< Psalmen 7 >

1 Davids Schiggajon, dat hij den HEERE gezongen heeft, over de woorden van Cusch, den zoon van Jemini. HEERE, mijn God, op U betrouw ik; verlos mij van al mijn vervolgers, en red mij.
Shiggaion of David, which he sang to Jehovah, concerning the words of Cush the Benjaminite. Jehovah my God, in thee have I trusted: save me from all my pursuers, and deliver me;
2 Opdat hij mijn ziel niet rove als een leeuw, verscheurende, terwijl er geen verlosser is.
Lest he tear my soul like a lion, crushing it while there is no deliverer.
3 HEERE, mijn God, indien ik dat gedaan heb, indien er onrecht in mijn handen is;
Jehovah my God, if I have done this, if there be iniquity in my hands;
4 Indien ik kwaad vergolden heb dien, die vrede met mij had; (ja, ik heb dien gered die mij zonder oorzaak benauwde!)
If I have rewarded evil to him that was at peace with me; (indeed I have freed him that without cause oppressed me; )
5 Zo vervolge de vijand mijn ziel, en achterhale ze, en vertrede mijn leven ter aarde, en doe mijn eer in het stof wonen! (Sela)
Let the enemy pursue after my soul, and take [it], and let him tread down my life to the earth, and lay my glory in the dust. (Selah)
6 Sta op, HEERE, in Uw toorn, verhef U om de verbolgenheden mijner benauwers, en ontwaak tot mij; Gij hebt het gericht bevolen.
Arise, Jehovah, in thine anger; lift thyself up against the raging of mine oppressors, and awake for me: thou hast commanded judgment.
7 Zo zal de vergadering der volken U omsingelen; keer dan boven haar weder in de hoogte.
And the assembly of the peoples shall encompass thee; and for their sakes return thou on high.
8 De HEERE zal den volken recht doen; richt mij, HEERE, naar mijn gerechtigheid, en naar mijn oprechtigheid, die bij mij is.
Jehovah shall minister judgment to the peoples.

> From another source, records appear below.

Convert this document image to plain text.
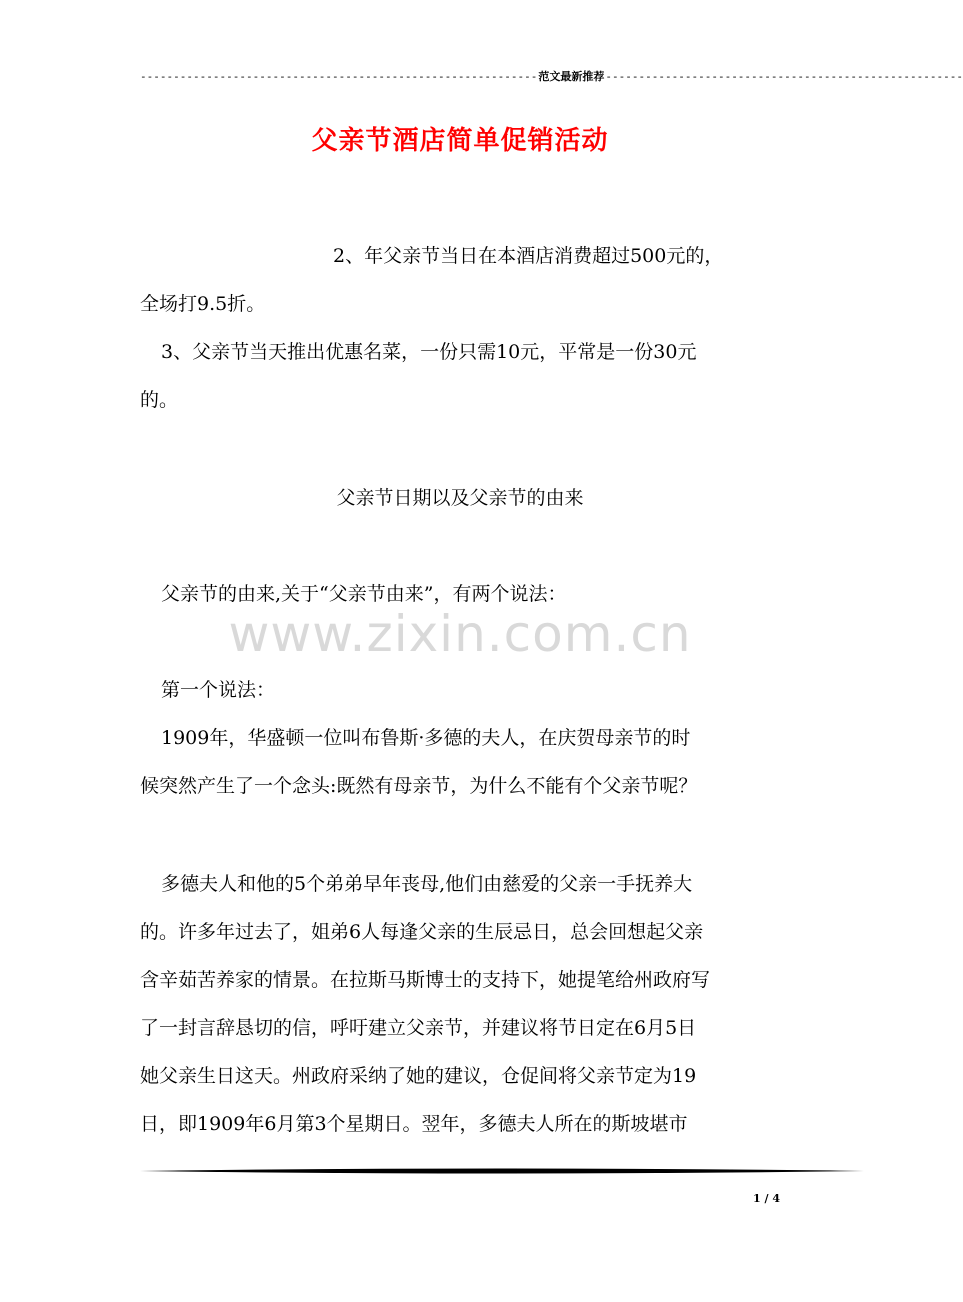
------------------------------------------------------------ 范文最新推荐 ------------------------------------------------------
父亲节酒店简单促销活动

2、年父亲节当日在本酒店消费超过500元的，

全场打9.5折。

3、父亲节当天推出优惠名菜，一份只需10元，平常是一份30元

的。

父亲节日期以及父亲节的由来

父亲节的由来,关于“父亲节由来”，有两个说法：

www.zixin.com.cn

第一个说法：

1909年，华盛顿一位叫布鲁斯·多德的夫人，在庆贺母亲节的时

候突然产生了一个念头:既然有母亲节，为什么不能有个父亲节呢？

多德夫人和他的5个弟弟早年丧母,他们由慈爱的父亲一手抚养大

的。许多年过去了，姐弟6人每逢父亲的生辰忌日，总会回想起父亲

含辛茹苦养家的情景。在拉斯马斯博士的支持下，她提笔给州政府写

了一封言辞恳切的信，呼吁建立父亲节，并建议将节日定在6月5日

她父亲生日这天。州政府采纳了她的建议，仓促间将父亲节定为19

日，即1909年6月第3个星期日。翌年，多德夫人所在的斯坡堪市

1 / 4
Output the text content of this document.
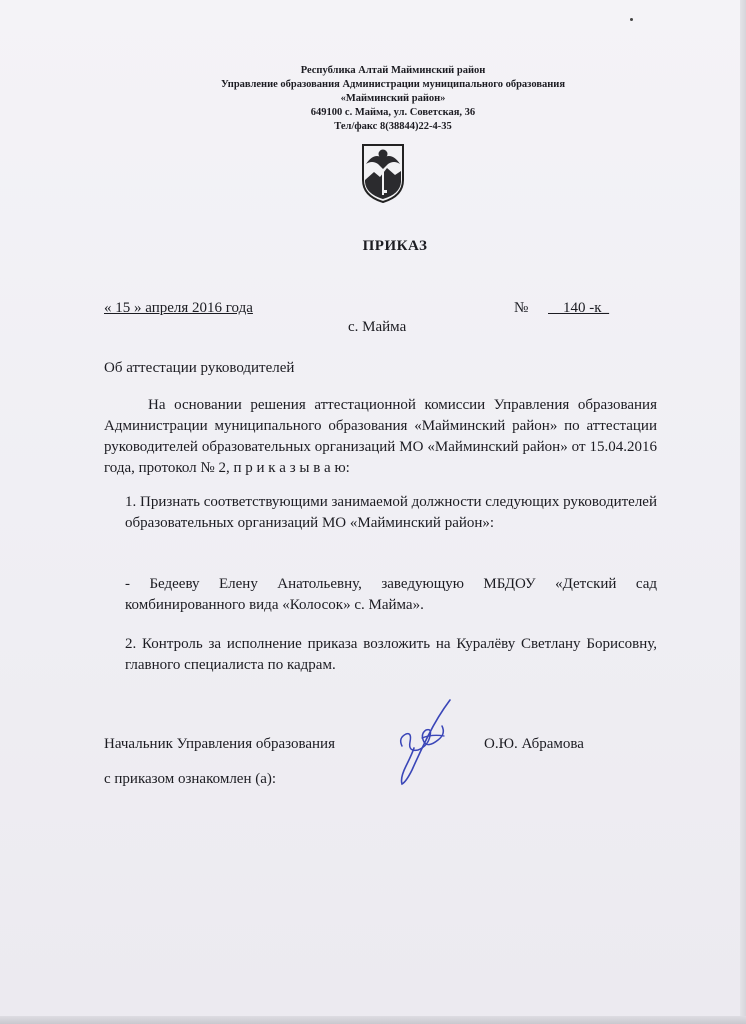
Республика Алтай Майминский район
Управление образования Администрации муниципального образования
«Майминский район»
649100 с. Майма, ул. Советская, 36
Тел/факс 8(38844)22-4-35
ПРИКАЗ
« 15 » апреля 2016 года	№ 140 -к_
с. Майма
Об аттестации руководителей
На основании решения аттестационной комиссии Управления образования Администрации муниципального образования «Майминский район» по аттестации руководителей образовательных организаций МО «Майминский район» от 15.04.2016 года, протокол № 2, п р и к а з ы в а ю:
1. Признать соответствующими занимаемой должности следующих руководителей образовательных организаций МО «Майминский район»:
- Бедееву Елену Анатольевну, заведующую МБДОУ «Детский сад комбинированного вида «Колосок» с. Майма».
2. Контроль за исполнение приказа возложить на Куралёву Светлану Борисовну, главного специалиста по кадрам.
Начальник Управления образования	О.Ю. Абрамова
с приказом ознакомлен (а):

Judge me, Jehovah, according to my righteousness, and according to mine integrity which is in me.
9 Laat toch de boosheid der goddelozen een einde nemen, maar bevestig den rechtvaardige, Gij, Die harten en nieren beproeft, o rechtvaardige God!

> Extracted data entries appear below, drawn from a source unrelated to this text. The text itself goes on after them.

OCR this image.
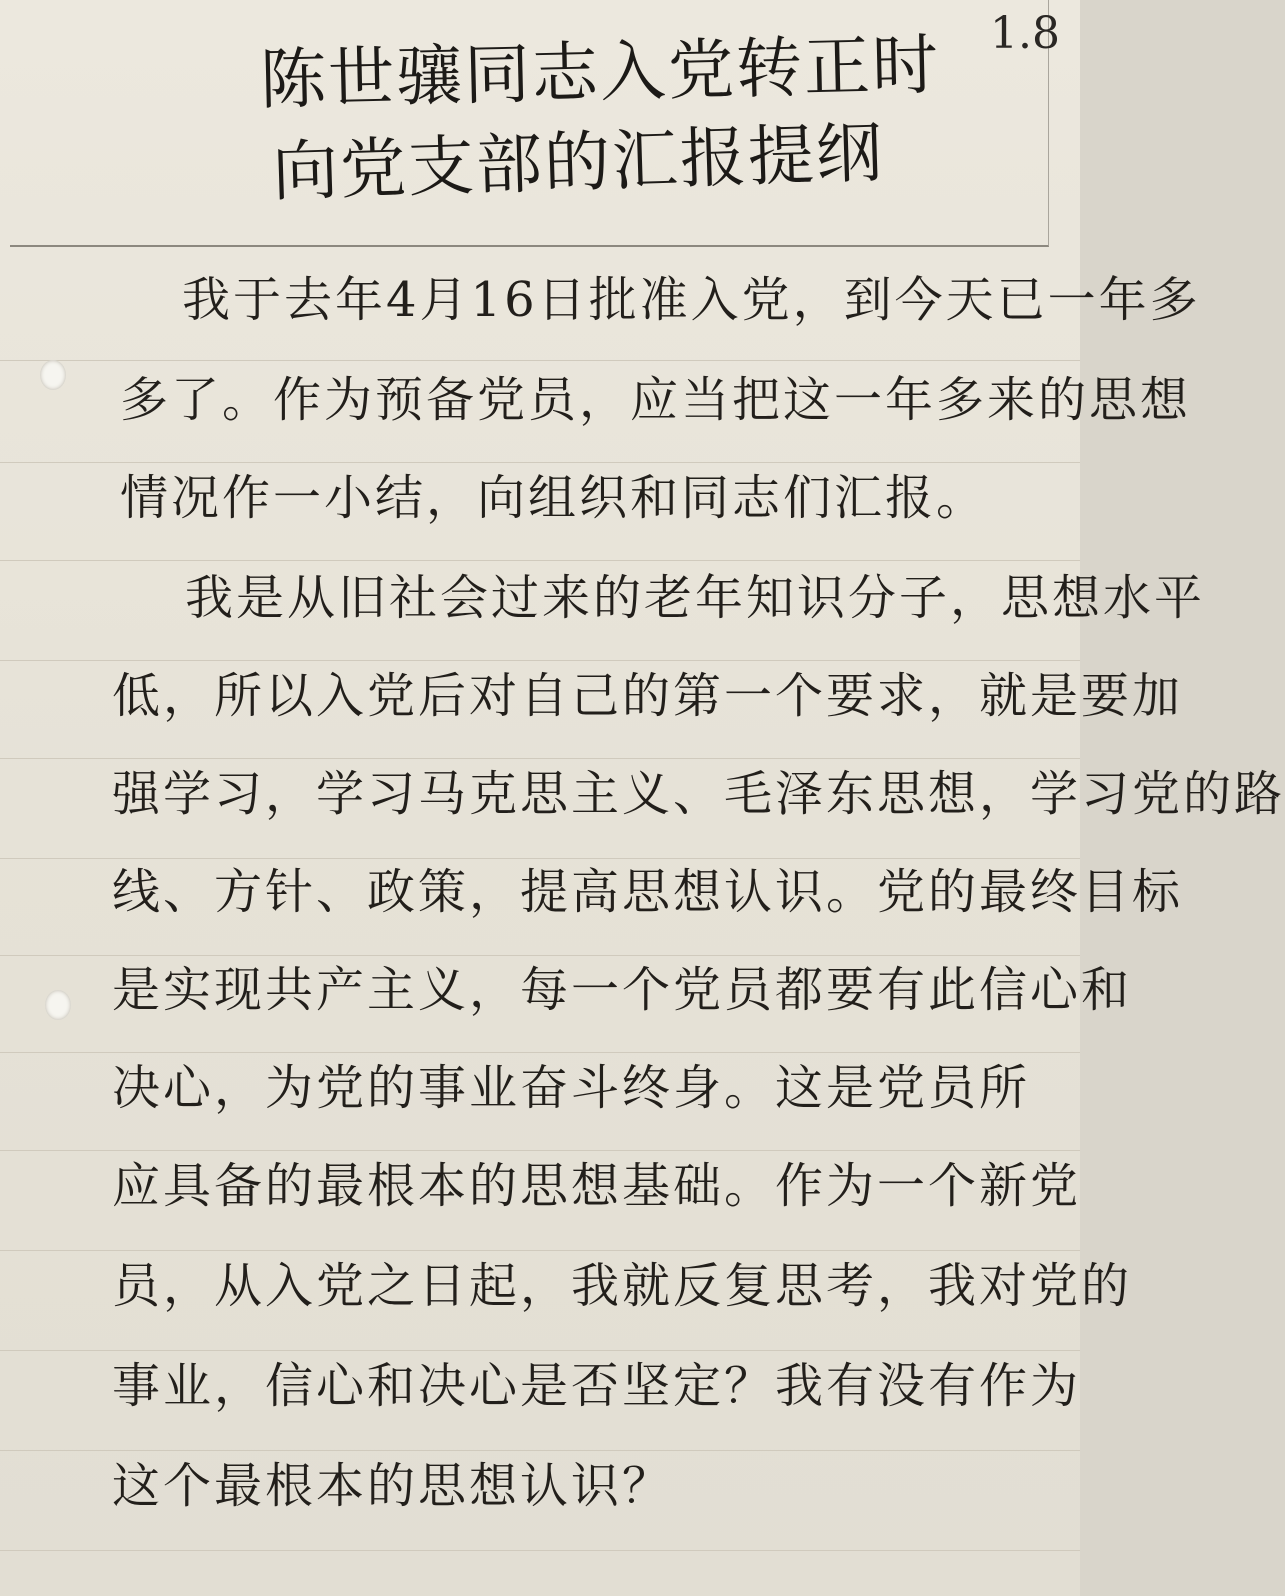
陈世骧同志入党转正时
向党支部的汇报提纲
1.8
我于去年4月16日批准入党，到今天已一年多
多了。作为预备党员，应当把这一年多来的思想
情况作一小结，向组织和同志们汇报。
我是从旧社会过来的老年知识分子，思想水平
低，所以入党后对自己的第一个要求，就是要加
强学习，学习马克思主义、毛泽东思想，学习党的路
线、方针、政策，提高思想认识。党的最终目标
是实现共产主义，每一个党员都要有此信心和
决心，为党的事业奋斗终身。这是党员所
应具备的最根本的思想基础。作为一个新党
员，从入党之日起，我就反复思考，我对党的
事业，信心和决心是否坚定？我有没有作为
这个最根本的思想认识？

Oh let the wrong of the wicked come to an end, and establish thou the righteous [man]; even thou that triest the hearts and reins, the righteous God.
10 Mijn schild is bij God, Die de oprechten van hart behoudt.
My shield is with God, who saveth the upright in heart.
11 God is een rechtvaardige Rechter, en een God, Die te allen dage toornt.
God is a righteous judge, and a God who is indignant all the day.
12 Indien hij zich niet bekeert, zo zal Hij Zijn zwaard wetten; Hij heeft Zijn boog gespannen, en dien bereid.
If one turn not, he will sharpen his sword; he hath bent his bow and made it ready,
13 En heeft dodelijke wapenen voor hem gereed gemaakt; Hij zal Zijn pijlen tegen de hittige vervolgers te werk stellen.
And he hath prepared for him instruments of death; his arrows hath he made burning.
14 Ziet, hij is in arbeid van ongerechtigheid, en is zwanger van moeite, hij zal leugen baren.
Behold, he travaileth with iniquity, yea, he hath conceived mischief, and brought forth falsehood:
15 Hij heeft een kuil gedolven, en dien uitgegraven, maar hij is gevallen in de groeve, die hij gemaakt heeft.
He digged a pit, and hollowed it out, and is fallen into the hole that he made.
16 Zijn moeite zal op zijn hoofd wederkeren, en zijn geweld op zijn schedel nederdalen.
His mischief shall return upon his own head, and his violence shall come down upon his own pate.
17 Ik zal den HEERE loven naar Zijn gerechtigheid, en den Naam des HEEREN, des Allerhoogsten, psalmzingen.
I will praise Jehovah according to his righteousness, and will sing forth the name of Jehovah the Most High.